With a shared penchant for vivid color, Faith Gay and Raymond Uhlir make for a comely pair to be exhibiting new work side by side at d. Berman Gallery through Saturday.

But color is about all these two have in common.

Gay employs her signature sense of whimsy and delight, but this time instead of the found and vintage objects she has used in the past, the Austin artist uses simple art and office supplies. Clear packing tape (miles of it), neon-hued labels, colored paper, cardboard and even a little glitter find their way into Gay's latest creations. And from all these unnatural materials, Gay fashions organic and nature-referencing objects.

It's consumer culture masquerading as nature — cheap stuff deployed in our age of economic limitations to make lovely emblems to the natural world. Rainbows, lightning bolts and clouds are cartoonishly rendered in chunky shapes then assembled in layered compositions. Or Gay crafts alluring orbs of various sizes and shapes, stacking them in different arrangements on the gallery floor. In one such arrangement, ‘Zasterous,' more than 100 brightly colored orbs make an mound in one corner of the gallery.

And everything — the layered rainbows, the orbs — is wrapped again and again with clear packing tape. Gay's ersatz natural objects might be joyful, but they are hermetically sealed. For our protection or for that of the objects?

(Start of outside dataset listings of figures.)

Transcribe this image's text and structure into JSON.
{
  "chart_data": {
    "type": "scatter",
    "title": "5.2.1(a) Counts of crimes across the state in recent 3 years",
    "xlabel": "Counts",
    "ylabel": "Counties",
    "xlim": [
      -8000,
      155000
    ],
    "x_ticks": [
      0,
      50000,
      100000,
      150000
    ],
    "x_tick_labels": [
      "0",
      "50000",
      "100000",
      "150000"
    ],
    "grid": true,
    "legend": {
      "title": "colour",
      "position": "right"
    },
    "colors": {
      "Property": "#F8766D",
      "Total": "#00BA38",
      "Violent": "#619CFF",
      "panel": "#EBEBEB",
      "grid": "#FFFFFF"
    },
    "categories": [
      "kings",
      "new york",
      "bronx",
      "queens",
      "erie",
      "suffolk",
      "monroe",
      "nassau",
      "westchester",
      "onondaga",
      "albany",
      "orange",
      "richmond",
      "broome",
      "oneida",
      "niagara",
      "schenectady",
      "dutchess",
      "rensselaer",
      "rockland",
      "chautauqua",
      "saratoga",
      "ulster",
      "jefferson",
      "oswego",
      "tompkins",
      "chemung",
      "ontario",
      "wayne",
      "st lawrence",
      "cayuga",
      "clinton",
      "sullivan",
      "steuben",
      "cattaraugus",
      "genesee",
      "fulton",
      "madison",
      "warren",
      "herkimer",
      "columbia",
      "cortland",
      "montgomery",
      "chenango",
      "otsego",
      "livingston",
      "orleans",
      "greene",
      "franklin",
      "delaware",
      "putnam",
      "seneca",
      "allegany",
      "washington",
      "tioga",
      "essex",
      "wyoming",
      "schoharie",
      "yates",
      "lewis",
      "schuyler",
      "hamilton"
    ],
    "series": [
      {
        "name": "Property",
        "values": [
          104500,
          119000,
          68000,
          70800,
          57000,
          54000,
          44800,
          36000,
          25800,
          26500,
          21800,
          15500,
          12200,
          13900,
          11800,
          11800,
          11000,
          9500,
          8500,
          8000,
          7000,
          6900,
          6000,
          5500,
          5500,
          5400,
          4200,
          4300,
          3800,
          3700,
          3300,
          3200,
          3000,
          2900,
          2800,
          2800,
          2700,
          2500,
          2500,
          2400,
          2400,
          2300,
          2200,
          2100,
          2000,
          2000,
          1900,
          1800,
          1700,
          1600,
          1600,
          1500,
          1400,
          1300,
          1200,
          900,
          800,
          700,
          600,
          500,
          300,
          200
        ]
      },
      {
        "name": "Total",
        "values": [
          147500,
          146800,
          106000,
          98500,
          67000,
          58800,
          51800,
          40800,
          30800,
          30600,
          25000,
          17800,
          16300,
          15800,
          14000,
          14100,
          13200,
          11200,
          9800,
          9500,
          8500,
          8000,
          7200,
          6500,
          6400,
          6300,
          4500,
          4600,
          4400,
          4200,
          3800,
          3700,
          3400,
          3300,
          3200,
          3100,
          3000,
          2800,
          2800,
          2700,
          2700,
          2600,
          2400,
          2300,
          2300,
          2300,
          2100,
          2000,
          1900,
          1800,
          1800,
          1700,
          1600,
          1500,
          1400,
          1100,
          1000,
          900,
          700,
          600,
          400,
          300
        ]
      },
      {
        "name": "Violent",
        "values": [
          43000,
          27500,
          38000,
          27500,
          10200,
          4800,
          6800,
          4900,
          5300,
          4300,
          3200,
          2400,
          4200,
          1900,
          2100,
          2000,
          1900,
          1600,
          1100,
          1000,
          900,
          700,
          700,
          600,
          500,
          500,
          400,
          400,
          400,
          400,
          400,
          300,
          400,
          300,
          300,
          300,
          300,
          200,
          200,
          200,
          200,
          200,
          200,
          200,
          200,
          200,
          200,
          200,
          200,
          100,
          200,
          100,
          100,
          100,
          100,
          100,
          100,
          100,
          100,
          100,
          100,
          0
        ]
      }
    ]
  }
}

Uhlir, in his first showing at d. Berman, is a storyteller. But in his series of paintings — called ‘Relatively Epic' — the complete story is kept elusively out of reach.

Uhlir's meticulously stylized gouches and oils — with scrupulously pristine surfaces — mirror the look of 1980s television cartoons. Of varying sizes and shapes, Uhlir's canvases spill out in a chronological order of sorts, provided you look for the thread of the storyline Uhlir presents. The tale is something about twins — one representing rationality, the other creativity — separated at birth in a mythological world and then reunite.

But lacking any kind of detailed explanation from Uhlir, except for his crazy titles such as ‘Abandoned at Birth, the Daughter Will Grow Up Without Her Brother (Twins Aren't for Everyone), the tale leaves plenty of room for viewers to fill in with their own imagination.

And that's just fine. After all, isn't everyone's reality a mythology of their own making?